How will it end? In the wake of Ukraine’s stunning and stubborn resistance to Putin’s invasion, the question whose answer once seemed preordained now can be asked in all seriousness. The war, now a month old, might go on for many more months, or negotiations going on right now could result in an agreement between Moscow and Kyiv. No outcome, however, will spare the Ukraine people and government the pain of sacrifice and rebuilding—nor the enmity between Ukrainians and Russians.
Four points to consider
Four considerations influence all the potential outcomes.
One is Putin’s character. He displays all the worst features of a dictator: uncompromising, self-assured, isolated, insecure, and hateful. He has already fired or arrested some of his top intelligence people, evidently blaming them for failures on the battlefield. We see him lecturing his chief advisers like a medieval king might deal with underlings. Most relevant to this war: Putin demands a win. “The Russian leadership can’t lose,” said Andrei Kortunov, director general of the Russian International Affairs Council, a research organization close to the Russian government. “No matter what, they will need to end this whole story with some kind of victory.”
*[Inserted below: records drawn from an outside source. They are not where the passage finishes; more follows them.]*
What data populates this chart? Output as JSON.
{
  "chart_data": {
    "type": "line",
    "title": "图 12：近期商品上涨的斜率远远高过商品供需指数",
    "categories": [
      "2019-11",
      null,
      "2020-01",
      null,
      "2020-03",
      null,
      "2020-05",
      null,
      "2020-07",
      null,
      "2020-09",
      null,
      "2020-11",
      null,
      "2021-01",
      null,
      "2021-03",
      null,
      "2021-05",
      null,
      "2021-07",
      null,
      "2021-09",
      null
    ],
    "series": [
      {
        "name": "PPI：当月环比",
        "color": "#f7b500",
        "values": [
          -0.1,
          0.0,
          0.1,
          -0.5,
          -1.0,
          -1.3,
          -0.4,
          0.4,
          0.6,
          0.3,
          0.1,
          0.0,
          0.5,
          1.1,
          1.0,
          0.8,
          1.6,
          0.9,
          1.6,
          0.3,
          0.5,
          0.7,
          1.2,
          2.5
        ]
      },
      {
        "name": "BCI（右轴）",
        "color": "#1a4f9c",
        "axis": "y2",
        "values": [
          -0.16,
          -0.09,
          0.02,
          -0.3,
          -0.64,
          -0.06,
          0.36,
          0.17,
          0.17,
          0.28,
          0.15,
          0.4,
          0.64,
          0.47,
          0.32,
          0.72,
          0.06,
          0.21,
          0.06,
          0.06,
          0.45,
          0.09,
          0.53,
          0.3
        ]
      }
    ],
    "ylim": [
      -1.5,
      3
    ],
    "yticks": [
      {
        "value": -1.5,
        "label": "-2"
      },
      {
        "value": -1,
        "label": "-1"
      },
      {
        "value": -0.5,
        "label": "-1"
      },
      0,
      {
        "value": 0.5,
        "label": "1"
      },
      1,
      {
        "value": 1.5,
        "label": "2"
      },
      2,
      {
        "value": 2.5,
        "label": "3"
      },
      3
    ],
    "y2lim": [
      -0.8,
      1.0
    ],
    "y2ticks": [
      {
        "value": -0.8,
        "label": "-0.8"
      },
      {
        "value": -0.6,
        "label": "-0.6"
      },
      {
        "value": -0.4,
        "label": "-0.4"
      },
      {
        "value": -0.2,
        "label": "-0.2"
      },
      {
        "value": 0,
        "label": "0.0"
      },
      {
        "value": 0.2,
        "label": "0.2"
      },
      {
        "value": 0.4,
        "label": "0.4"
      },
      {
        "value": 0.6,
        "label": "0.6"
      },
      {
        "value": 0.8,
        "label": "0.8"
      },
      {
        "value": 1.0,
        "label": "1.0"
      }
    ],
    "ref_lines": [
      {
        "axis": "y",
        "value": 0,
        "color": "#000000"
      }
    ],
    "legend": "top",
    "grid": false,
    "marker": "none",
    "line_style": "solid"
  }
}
Second, quick victory is no longer possible for Russia; even victory after prolonged bombing and occupation of some territory seems implausible. The Russian military has taken heavy losses of life and equipment. Its main force is bogged down, its air force does not command the skies, and its only recourse is indiscriminate bombing that makes civilians rather than the Ukraine military the main target. In a word, the Ukraine campaign has become a massive intelligence and battlefield failure for Putin.
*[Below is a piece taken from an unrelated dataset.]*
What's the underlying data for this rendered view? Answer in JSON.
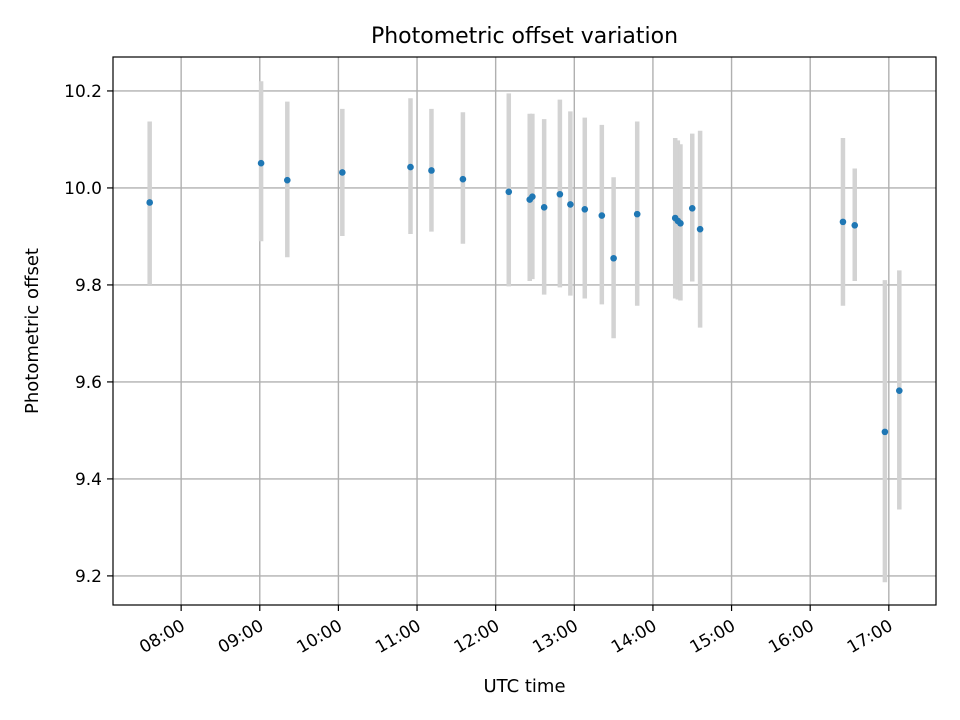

Third, international sanctions on Russia have taken a steep toll on its economy, its reputation, and Putin’s once-upon-a-time admirers. We have it from none other than Sergei Lavrov, Russia’s foreign minister, that “When the reserves of the Central Bank were frozen, no one would think, out of those who made predictions, what sanctions the West might apply.” The sanctions have dramatically reduced the ruble’s value, cut Russia’s roughly $625 billion in foreign exchange reserves in half, and caused most international businesses in Russia to flee. Russia could be a pauper, a third-rate economy, by the time the war ends.
Fourth, there are no voices against the war around Putin: no major resignations of officials, no backlash from the military, no oligarchs protesting, no Chinese pressure, and of course no truly mass popular protests.
War-ending scenarios
With those four circumstances in mind, what outcomes are possible? One is a unilateral step by Putin that would be coupled with a triumphant statement. We should keep in mind that not all wars end in agreement; exhaustion on one or both sides can lead to withdrawal of forces without a settlement, or, as in the Korean War, the parties can create an indefinite cease-fire (an armistice). Putin might remove his forces from most of Ukraine but hold on to the Donbas and its two “people’s republics” without ever signing an agreement.
Diplomacy is much the preferred way to end this war. But any possibility of an agreed ending is likely to require painful concessions by President Zelenskyy in order to rid Ukraine of Russian military forces. The concessions now seem likely to include a declaration of neutrality and acknowledgment of Russian control of Crimea. They might also require Ukraine’s acceptance of formal autonomy for the two Donbas provinces.
All these terms would probably be legitimized in the Ukraine constitution. The tougher issue is, What will Ukraine be able to extract from Putin in return? What it should extract is Putin’s agreement to withdraw completely from occupied territory and formally declare (as Russia once did, in the Budapest Declaration of 1994) respect for the territorial integrity and sovereignty of Ukraine. Putin would also agree to remove all regular or irregular military forces from Donbas, and not place military installations anywhere near Ukraine’s border with Russia. Moreover, Russia should provide compensation for the horrific damage it has caused to life and property in Ukraine, perhaps as part of a UN-administered relief fund that would also enable Ukrainian refugees to return home.
Would Putin agree to these terms? Would Zelenskyy? Obviously, Ukrainian neutrality and an end to the NATO membership issue would be fine with Putin. Legitimizing his seizure of Crimea and Donbas would give him a partial but significant victory.
As for Zelenskyy, he “must determine the degree of compromise he can condone and that Ukrainian citizens will accept. He will have to measure the imperatives of an unjust peace against those of a just but devastating war.” The authors of those words propose that the US and NATO offer security guarantees to Ukraine in place of NATO membership and of relying on Russian good faith as happened after the Budapest Declaration. I think Ukraine should also be offered membership in the European Union.
Three items should be off the table in any Ukraine-Russia agreement.
One is Russian war crimes, another is prosecution of Putin and other Russian officials before the International Criminal Court or the International Court of Justice, and a third is sanctions relief. The first two are legal matters that may or may not be pursued, though the ICJ has already made a preliminary ruling that Russia must stop its military operations in Ukraine.
As to sanctions relief, any discussion of them should only come in separate talks between the European Union, NATO, and Russia. Sanctions should be lifted step-by-step with Russian adherence to its agreement with Ukraine. When the last Russian soldier, tank, and jet leaves Ukrainian territory, sanctions can be put on the table. Not a moment sooner.